Alfonse Schaumburg, armed with only a wagon train, a mustache, and Prussian moxie, headed west in 1883 to seek his fortune. At the plot of land where Roselle and Schaumburg Road now intersect, he tugged the reins of his steeds and spat a mouthful of sauerkraut onto the prairie, declaring, “Someday Italians will swarm upon this place and sully it with tomato, bread, and cheese.” And it was so.
From humble beginnings, the town soon blossomed into a destination for entrepreneurs and adventurers. In 1892, Teddy Roosevelt set up mining operations and struck a large Jamba deposit, dancing a jig as the neon, sugary syrup rained down all around him. Capitalizing on his new venture, he shipped thousands of barrels of Spaniard blood back to the U.S. from Cuba in 1898 and created his patented drink “The Madrid Dandy,” a favorite of Mark Twain.
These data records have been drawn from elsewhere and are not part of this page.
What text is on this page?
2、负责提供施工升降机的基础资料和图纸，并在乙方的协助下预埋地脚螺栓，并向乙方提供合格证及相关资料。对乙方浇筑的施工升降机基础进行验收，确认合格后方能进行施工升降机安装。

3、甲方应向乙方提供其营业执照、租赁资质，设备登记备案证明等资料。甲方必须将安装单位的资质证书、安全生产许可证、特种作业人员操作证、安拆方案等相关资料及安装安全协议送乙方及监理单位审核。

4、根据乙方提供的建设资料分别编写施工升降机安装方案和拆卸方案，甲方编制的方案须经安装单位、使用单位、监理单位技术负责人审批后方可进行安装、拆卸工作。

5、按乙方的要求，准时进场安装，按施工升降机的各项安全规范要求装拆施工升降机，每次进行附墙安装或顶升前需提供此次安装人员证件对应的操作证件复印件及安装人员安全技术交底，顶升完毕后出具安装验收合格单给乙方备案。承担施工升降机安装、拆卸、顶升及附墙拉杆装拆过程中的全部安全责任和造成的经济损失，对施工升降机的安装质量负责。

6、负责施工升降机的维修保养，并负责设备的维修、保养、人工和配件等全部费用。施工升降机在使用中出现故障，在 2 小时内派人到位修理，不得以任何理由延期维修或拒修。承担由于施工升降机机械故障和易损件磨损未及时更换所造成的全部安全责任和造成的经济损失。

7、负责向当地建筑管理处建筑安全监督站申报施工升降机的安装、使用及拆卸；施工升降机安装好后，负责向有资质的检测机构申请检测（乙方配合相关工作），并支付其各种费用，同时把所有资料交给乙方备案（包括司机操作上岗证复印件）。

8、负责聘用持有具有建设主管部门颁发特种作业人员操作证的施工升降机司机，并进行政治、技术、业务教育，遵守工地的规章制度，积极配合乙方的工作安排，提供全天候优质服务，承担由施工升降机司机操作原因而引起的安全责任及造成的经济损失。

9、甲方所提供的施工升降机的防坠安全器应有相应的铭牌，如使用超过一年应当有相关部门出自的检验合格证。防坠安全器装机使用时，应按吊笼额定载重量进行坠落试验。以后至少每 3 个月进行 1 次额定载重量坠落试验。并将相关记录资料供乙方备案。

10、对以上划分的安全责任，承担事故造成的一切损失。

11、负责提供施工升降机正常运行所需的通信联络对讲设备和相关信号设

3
Twain was later arrested in 1909, a year before his death, when he traveled to Catalonia and began biting everyone willy nilly.
In 1919, in the midst of the first Red Scare, city planners decided that “gathering places breed slander tongue” and proposed that the town adopt a policy of “sprawlification.” Created by Edmond Hammerkilt, sprawlification espoused a conviction that “legs are an outmoded vestige of the past…like those monkey tails we have at the business end of our spines.”
In 2003, a local businessman patented an American flag decal inset with yellow ribbons and then everyone died of diabetes and hypertension.